Finance, science, the economy, medicine, the environment politics—almost all areas of life, business, and governance is highly specialized, with experts having deep expertise in a particular area. More information is added in a day to the Internet than in some decades of human progress. Not only is it impossible to keep up with it all, it is increasingly hard to be a generalist in one's knowledge. We end up defaulting to the "experts" in a particular area because many times, we have neither the time, experience, nor sheer ability to figure out if they are smoking their own exhaust or not.

Regarding the sophisticated sub-prime collateralized mortgage bonds bought by many very smart, sophisticated banks and investors worldwide, one estimate from a prominent economist is that there are only a few hundred financial analysts or market specialists in the world that truly understand these products, where the risk truly is, and what they are worth. Well, we listened, we thought we understood, and we (and the experts) were wrong. Functional and expert sophistication typically overwhelms the general understanding of decision makers and critical control points.

Conclusion

Enterprise risk management works. It adds tremendous value to organizations large and small, public and private, U.S. and international.
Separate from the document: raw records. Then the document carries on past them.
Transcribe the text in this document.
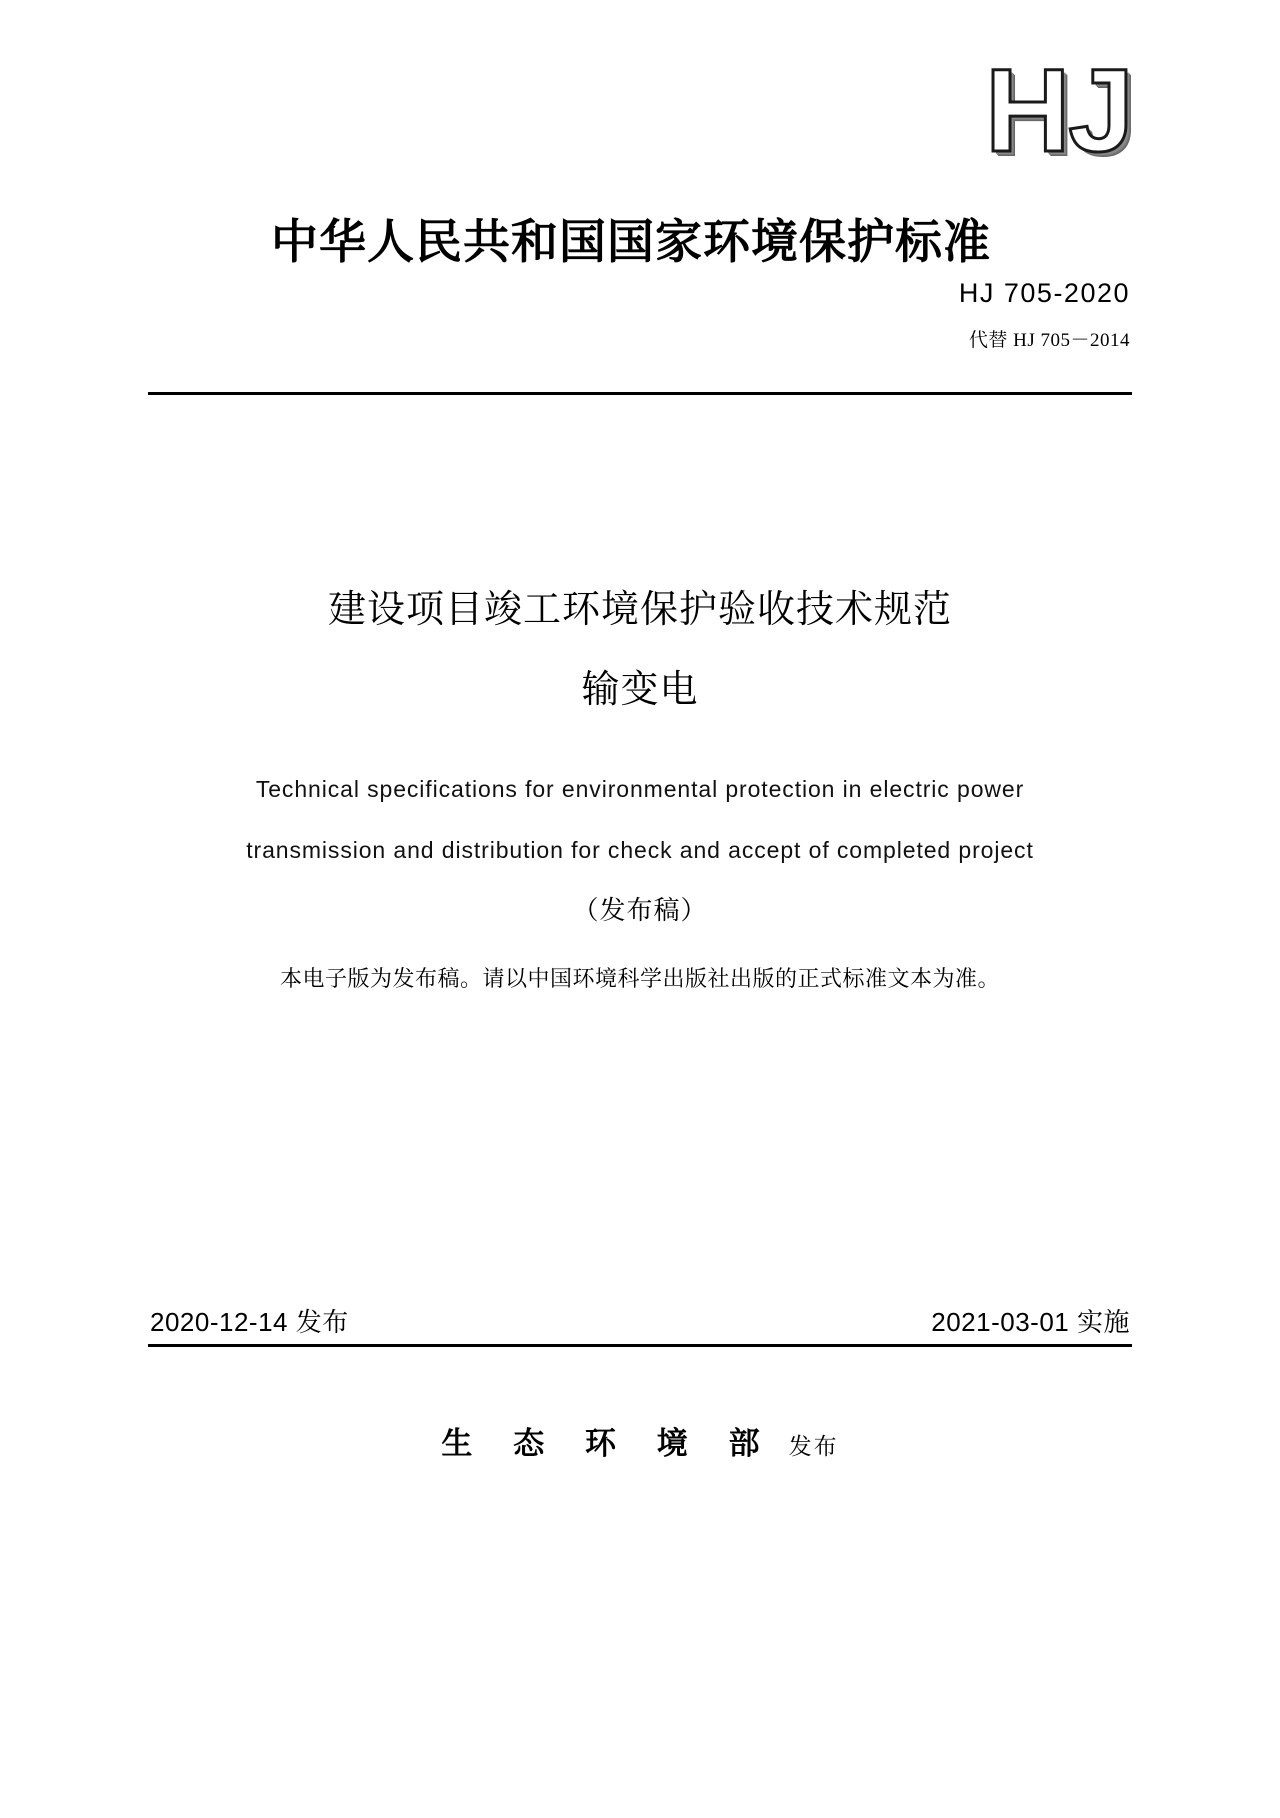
HJ
中华人民共和国国家环境保护标准
HJ 705-2020
代替 HJ 705－2014
建设项目竣工环境保护验收技术规范
输变电
Technical specifications for environmental protection in electric power
transmission and distribution for check and accept of completed project
（发布稿）
本电子版为发布稿。请以中国环境科学出版社出版的正式标准文本为准。
2020-12-14 发布	2021-03-01 实施
生 态 环 境 部 发布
However, it is not the end all, and it does not mean that all risks will be eliminated. Sometimes monsters do come out from under the bed in the middle of the night. Sometimes we create the monsters ourselves because we don't examine ourselves to understand where the process of ERM could go wrong.

The above is by no means a complete list of how ERM can fail, but perhaps it will prompt some thinking by all. A healthy skepticism of ERM is always a good thing, and, as with pressure testing our own designs and processes, we get better. I for one am looking forward to learning all I can from the financial chaos of the recent months—at least then perhaps something good might come of it!